Allergies in pregnancy
The rush of hormonal changes in your body during pregnancy may affect any allergies you already have, or make you more sensitive to new allergies.
Certain foods may trigger allergies in some pregnancies.

How an allergic reaction occurs

An allergic reaction occurs when the body is over-sensitive to a substance that is normally harmless, such as airborne pollen or wheat. Antibodies build up in response so that the next time you come into contact with the allergen, your body releases inflammatory mediators such as histamines and prostaglandins, causing inflammation, itching and sneezing.   Research shows that there is a global increase in the amount of people suffering from allergies. This has been attributed to environmental factors such as pollution, as well as modern lifestyles which keep people in sterile air-conditioned interiors, eating processed convenience foods.  

Pregnancy's effect on the immune system

While pregnancy does not cause new allergies as such, it does have an effect on the immune system that may cause new allergies to appear. Ironically, some existing allergies may temporarily disappear due to pregnancy hormones that suppress the immune system so that your body will allow a “foreign body” to grow inside it. However, the allergy-triggering potential of the body may be simultaneously heightened. 

Allergies that can affect pregnant women

Asthma attacks

Asthma attacks may become more frequent and may even occur for the first time during pregnancy, but they also become less severe and easier to control. Good asthma control is important to ensure that the developing baby gets enough oxygen. Steroidal asthma medications may be prescribed because they are the most effective and act locally so that they don’t affect the foetus. 

Nasal allergies

Nasal allergies often occur for the first time in pregnancy due to the rush of hormones thickening the nasal mucous and causing a stuffy or runny nose.  

Pruritic urticarial paules and plaques of pregnancy (PUPPP) syndrome

The skin, an organ of excretion, is affected when the liver and kidneys are over-stressed by an overload of toxins. All the organs in the pregnant body are working double time to support 2 lives, but especially the liver and kidneys. As a result, a common rash particular to pregnancy is pruritic urticarial papules and plaques of pregnancy (PUPPP) syndrome.  This manifests as intensely itchy eruptions, particularly on the lower abdomen and upper thighs. The rash clears up after the baby is born, but can be quite debilitating during the last few months of pregnancy. It is best treated with natural oils and not mineral-oil-based lotions. Try rubbing natural yogurt into the skin or take oatmeal baths by hanging a bag of oatmeal under the tap. Eat foods rich in omega oils and try a kidney-cleansing tea such as dandelion herb as well as drinking plenty of water.
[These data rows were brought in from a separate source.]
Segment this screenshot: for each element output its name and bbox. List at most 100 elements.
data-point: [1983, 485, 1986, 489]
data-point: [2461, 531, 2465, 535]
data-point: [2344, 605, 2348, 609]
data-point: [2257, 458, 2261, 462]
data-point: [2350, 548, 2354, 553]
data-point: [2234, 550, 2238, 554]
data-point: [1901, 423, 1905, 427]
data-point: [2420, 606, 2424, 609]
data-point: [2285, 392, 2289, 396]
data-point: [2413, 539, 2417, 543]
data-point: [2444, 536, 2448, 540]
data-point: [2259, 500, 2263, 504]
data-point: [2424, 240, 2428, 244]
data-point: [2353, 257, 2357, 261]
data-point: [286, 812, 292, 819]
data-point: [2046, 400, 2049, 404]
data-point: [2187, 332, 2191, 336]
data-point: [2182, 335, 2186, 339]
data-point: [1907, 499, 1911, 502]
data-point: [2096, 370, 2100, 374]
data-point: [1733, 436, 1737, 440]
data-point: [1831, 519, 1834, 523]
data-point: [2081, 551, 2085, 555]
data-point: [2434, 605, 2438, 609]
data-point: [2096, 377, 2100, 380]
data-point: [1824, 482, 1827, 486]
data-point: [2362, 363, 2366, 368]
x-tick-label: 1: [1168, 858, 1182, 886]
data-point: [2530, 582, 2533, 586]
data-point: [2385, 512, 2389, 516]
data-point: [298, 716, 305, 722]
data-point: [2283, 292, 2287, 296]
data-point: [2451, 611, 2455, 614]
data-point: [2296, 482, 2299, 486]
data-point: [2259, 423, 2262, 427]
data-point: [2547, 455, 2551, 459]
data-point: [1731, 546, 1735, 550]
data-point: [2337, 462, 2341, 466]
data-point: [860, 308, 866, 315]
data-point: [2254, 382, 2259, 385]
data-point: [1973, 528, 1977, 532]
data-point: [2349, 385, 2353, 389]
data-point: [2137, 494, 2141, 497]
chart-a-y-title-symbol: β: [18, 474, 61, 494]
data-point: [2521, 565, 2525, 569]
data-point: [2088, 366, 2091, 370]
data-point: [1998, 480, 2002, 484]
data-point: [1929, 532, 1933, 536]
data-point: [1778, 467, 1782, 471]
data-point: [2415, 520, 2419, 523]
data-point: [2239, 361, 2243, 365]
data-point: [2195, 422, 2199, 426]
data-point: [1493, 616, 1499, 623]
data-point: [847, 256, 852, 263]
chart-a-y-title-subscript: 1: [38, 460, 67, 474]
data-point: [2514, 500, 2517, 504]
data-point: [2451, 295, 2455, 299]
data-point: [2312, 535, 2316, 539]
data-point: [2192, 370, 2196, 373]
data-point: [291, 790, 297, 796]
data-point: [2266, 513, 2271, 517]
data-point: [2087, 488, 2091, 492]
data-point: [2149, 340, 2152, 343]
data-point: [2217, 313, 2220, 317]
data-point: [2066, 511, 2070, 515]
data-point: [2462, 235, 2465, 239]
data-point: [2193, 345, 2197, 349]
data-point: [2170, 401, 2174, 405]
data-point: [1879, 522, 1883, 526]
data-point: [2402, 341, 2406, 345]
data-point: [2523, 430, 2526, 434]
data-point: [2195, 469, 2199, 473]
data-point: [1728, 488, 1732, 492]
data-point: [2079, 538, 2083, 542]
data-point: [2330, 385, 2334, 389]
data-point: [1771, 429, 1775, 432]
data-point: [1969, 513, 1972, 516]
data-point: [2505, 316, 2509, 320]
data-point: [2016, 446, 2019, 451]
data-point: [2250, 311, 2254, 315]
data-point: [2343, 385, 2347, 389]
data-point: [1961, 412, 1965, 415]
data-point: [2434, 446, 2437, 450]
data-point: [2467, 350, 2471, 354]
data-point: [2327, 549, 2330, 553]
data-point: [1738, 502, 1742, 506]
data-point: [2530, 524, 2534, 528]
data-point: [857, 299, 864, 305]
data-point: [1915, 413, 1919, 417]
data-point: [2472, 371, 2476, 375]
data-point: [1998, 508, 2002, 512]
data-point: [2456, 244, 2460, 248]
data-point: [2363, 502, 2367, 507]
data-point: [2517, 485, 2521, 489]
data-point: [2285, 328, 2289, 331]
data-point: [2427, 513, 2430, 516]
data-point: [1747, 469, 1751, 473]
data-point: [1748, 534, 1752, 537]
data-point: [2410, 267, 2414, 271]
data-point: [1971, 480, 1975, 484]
Eczema often improves in pregnancy, which may be due to the increase in natural cortisone-like steroids produced by the body during pregnancy. These natural anti-inflammatories can make some allergies disappear for a while. 

Treatment and prevention of allergies

Alternative practitioners recommend preventing and treating allergies by eating more alkaline-forming foods, such as raw nuts, fresh fruit and vegetables and cutting down on foods such as wheat, dairy and processed foods. However, if you do cut down on dairy products ensure that you are getting enough calcium from other sources. 

Preventing allergies in your baby

The best way to prevent allergies in your baby after birth is to breastfeed while following a bland diet. Also, delay the introduction of potential allergy-forming foods such as peanuts, shellfish, citrus and wheat (gluten) and introduce them one at a time to assess whether there is any reaction.